Cada vez mais, as decisões fundamentais para o Brasil passam à margem dessas instituições, que se transformaram em meras correias de transmissão dos ditames emanados de quem detém o poder real no país: o grande capital internacional e nacional e seus sócios instalados na mídia oligopolizada, em setores estratégicos do aparelho de Estado, como procuradorias, e no sistema de representação. Cada vez mais, essas decisões estratégicas não são tomadas na Esplanada dos Ministérios, mas na Avenida Paulista, talvez em conluio estreito com a Pennsylvania Avenue.
Parece que não há mais mediações entre o poder econômico e o poder político-democrático. A relação tornou-se crua, direta e de definitiva e absoluta subserviência do segundo em relação ao primeiro. Com efeito, no Brasil de hoje o Estado está perdendo aquilo que Althusser e Poulantzas denominavam de “autonomia relativa”, isto é, a capacidade de atuar e decidir levando em consideração os distintos interesses presentes no bloco no poder. Temos um Estado fragilizado que, sem o amparo do voto popular, flutua, a deriva, num vácuo de legitimidade e poder.
Parece que todos os seus representantes não têm mais mandatos representativos, mas sim mandatos imperativos. Acovardados e fragilizados, obedecem cegamente a tudo aquilo que a “opinião publicada” quer e a “governabilidade” do capital exige. Juízes de primeira instância, procuradores e formadores de opinião, desde que afinados com agenda retrógrada exigida pelo capital, têm muito mais poder que presidentes, ministros e senadores. No Brasil, o Estado Democrático derreteu no ácido do golpismo.

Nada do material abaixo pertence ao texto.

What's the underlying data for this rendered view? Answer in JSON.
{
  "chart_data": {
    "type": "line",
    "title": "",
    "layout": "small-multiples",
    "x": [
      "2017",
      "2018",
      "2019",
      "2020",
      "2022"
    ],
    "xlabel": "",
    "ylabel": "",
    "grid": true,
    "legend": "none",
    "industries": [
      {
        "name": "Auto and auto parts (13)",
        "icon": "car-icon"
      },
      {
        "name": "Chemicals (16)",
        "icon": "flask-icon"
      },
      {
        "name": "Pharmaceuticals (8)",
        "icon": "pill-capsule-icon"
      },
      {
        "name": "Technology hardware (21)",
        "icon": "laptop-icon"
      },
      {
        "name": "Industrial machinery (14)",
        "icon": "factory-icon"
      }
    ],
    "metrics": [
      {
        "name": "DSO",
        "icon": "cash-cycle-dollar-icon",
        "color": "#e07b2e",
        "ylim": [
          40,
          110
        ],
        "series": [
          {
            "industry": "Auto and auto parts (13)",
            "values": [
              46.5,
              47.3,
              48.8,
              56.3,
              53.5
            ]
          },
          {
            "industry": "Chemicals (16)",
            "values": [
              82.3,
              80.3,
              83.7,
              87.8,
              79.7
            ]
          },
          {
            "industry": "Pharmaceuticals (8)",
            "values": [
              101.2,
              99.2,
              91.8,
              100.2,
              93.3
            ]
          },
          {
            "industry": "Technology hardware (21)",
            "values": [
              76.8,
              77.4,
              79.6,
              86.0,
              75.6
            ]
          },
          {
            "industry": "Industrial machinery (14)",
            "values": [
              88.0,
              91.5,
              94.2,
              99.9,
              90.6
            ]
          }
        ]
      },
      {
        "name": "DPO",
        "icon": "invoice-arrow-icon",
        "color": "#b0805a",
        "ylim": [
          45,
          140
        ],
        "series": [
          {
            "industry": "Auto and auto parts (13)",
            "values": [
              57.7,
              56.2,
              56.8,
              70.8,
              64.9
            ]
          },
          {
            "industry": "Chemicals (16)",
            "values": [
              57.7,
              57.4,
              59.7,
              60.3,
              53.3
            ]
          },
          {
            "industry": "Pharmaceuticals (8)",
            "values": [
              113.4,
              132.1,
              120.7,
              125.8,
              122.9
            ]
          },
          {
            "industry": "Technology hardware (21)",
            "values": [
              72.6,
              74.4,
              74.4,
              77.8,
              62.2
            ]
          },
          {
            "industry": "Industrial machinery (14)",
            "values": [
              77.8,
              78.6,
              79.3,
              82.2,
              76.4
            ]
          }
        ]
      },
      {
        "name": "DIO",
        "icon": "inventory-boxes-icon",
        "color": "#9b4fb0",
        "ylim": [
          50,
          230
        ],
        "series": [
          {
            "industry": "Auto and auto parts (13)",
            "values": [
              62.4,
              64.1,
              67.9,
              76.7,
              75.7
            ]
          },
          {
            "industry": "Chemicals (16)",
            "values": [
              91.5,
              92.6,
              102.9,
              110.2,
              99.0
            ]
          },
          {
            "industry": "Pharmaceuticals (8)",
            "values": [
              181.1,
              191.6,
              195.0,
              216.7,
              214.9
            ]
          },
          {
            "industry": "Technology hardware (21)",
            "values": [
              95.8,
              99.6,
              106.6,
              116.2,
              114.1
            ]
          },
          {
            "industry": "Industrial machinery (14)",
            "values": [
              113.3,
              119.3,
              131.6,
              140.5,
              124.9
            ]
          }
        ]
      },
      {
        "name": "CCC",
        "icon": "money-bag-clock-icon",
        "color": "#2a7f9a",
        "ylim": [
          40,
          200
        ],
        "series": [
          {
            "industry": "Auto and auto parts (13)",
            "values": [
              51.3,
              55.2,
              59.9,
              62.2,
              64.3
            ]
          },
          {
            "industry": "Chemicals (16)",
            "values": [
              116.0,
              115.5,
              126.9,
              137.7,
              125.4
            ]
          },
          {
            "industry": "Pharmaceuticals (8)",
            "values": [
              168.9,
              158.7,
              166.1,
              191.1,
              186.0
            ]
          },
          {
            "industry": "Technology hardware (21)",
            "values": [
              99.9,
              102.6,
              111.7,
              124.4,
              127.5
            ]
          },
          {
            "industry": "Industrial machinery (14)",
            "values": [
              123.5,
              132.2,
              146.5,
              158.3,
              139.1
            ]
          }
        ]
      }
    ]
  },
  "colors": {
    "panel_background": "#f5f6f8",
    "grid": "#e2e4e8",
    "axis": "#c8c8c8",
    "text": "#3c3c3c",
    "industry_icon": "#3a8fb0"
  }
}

O que interessa, o único que interessa, é o cumprimento estrito da agenda reacionária que vai rebaixar o “custo Brasil” para recompor as taxas de lucro, assegurar o pagamento das maiores taxas de juros do mundo e atrair investimentos do capital ávido por novas oportunidades de grandes negócios, em um mundo assolado por uma recessão que já dura quase uma década.
Qualquer obstáculo ao cumprimento dessa agenda imperativa, quase divina, será removido sem a menor cerimônia. Direitos previdenciários, direitos sociais e direitos trabalhistas. O Estado de Bem Estar e o próprio Estado Democrático de Direito.
Com a morte da soberania popular e o derretimento do Estado e suas instituições democráticas, obedece-se cegamente a Mamon, o deus do dinheiro. E, com Mamon, ao contrário do deus de Dostoievsky, tudo é permitido. Até mesmo manter Renan, desdizendo o que foi dito e desfazendo o que foi feito. Manter Renan, independentemente do que diga ou não a Constituição.
Renan, pouco antes de ser legitimado pelo STF, disse que a “democracia não merece ter esse fim”. Pois teve. Votando pela PEC e o austerícidio, o STF votou pelo suicídio constitucional e o fim da democracia.